La fin du cursus secondaire est sanctionnée par un examen final, dit « matriculation examination », dont l’obtention est nécessaire pour accéder à l’université. L’examen comprend quatre épreuves : l’épreuve de langue maternelle (finnois, suédois ou lapon) est obligatoire pour tout le monde. Pour les trois autres tests, le  candidat doit choisir parmi les 4 matières suivantes : deuxième langue nationale (ex. lapon ou suédois si la langue maternelle du candidat est le finnois ), langue étrangère, mathématiques et « études générales » qui regroupent des questions de religion, de morale, de psychologie, de philosophie, d’histoire, de sciences sociales, de physique, de chimie, de biologie et de géographie – le candidat devant répondre à au moins huit questions de son choix. En maths, langue étrangère et seconde langue nationale, le candidat peut choisir entre deux niveaux de difficulté, mais devra passer au moins un test de niveau avancé. Les sessions d’examen se tiennent deux fois par an (au printemps et à l’automne). Les candidats peuvent étaler leurs tests sur un maximum de 3 sessions. Ils peuvent également repasser jusqu’à deux fois un test auquel ils ont échoué et ce au cours des trois sessions d’examen suivantes. Ils peuvent même changer de niveau de test, à condition de conserver au moins un test de niveau avancé. Le diplôme final fera apparaître la liste des sujets qui ont été choisis par le candidat (avec le détail des questions pour l’épreuve « d’études générales »), le niveau de difficulté et le grade obtenu. Curieusement ces grades ont conservé l’intitulé latin, vestige du temps où cette langue était obligatoire pour entrer à l’université.

 

 

 

Le modèle finlandais peut-il s’exporter ?

 

Devant la remarquable réussite du système éducatif finlandais,  on est bien sûr tenté de se demander si ce modèle pourrait être transposé ailleurs.

 

Force est alors de constater que ce système en constante évolution est enraciné dans une culture marquée par le prix attaché à chaque personne, dans un pays vaste et peu peuplé, où l’habitat est très dispersé et où chacun doit apprendre à tracer sa propre voie dans un environnement hostile et à s’adapter à toutes sortes de conditions.
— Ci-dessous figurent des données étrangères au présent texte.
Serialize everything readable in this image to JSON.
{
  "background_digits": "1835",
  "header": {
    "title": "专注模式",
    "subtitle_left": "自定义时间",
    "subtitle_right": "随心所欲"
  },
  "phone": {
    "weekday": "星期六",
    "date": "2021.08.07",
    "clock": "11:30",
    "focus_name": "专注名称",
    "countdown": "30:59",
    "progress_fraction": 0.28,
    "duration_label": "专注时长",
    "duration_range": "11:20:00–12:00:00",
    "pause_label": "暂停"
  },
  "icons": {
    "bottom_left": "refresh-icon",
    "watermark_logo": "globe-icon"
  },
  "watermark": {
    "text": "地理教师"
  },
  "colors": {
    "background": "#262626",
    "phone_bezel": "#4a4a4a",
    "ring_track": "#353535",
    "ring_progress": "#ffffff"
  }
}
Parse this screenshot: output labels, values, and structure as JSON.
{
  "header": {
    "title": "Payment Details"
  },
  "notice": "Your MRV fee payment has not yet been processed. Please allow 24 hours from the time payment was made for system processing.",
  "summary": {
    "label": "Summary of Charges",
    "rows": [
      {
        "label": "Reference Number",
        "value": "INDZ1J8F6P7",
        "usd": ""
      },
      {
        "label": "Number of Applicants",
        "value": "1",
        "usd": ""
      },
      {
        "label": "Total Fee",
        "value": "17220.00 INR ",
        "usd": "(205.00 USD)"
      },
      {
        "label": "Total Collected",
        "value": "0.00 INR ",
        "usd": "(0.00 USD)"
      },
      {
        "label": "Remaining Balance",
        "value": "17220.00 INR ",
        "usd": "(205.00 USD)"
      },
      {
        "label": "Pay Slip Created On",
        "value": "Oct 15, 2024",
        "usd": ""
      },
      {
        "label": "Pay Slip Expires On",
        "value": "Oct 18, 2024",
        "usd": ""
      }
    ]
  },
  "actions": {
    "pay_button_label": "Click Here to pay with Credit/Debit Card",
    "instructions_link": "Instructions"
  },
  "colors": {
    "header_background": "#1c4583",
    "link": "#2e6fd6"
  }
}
La langue finnoise elle-même, d’une grande complexité, est caractérisée par des déclinaisons à 14 cas! Et  lorsqu’on demande la traduction d’expressions très simples on obtient souvent la réponse :  « ça dépend »!

Il semble que les finlandais aient puisé dans ce terreau culturel profond leur étonnante et paradoxale capacité  à élaborer un système caractérisé  par un très haut degré d’organisation et par une flexibilité et une souplesse difficilement imaginable pour nous français.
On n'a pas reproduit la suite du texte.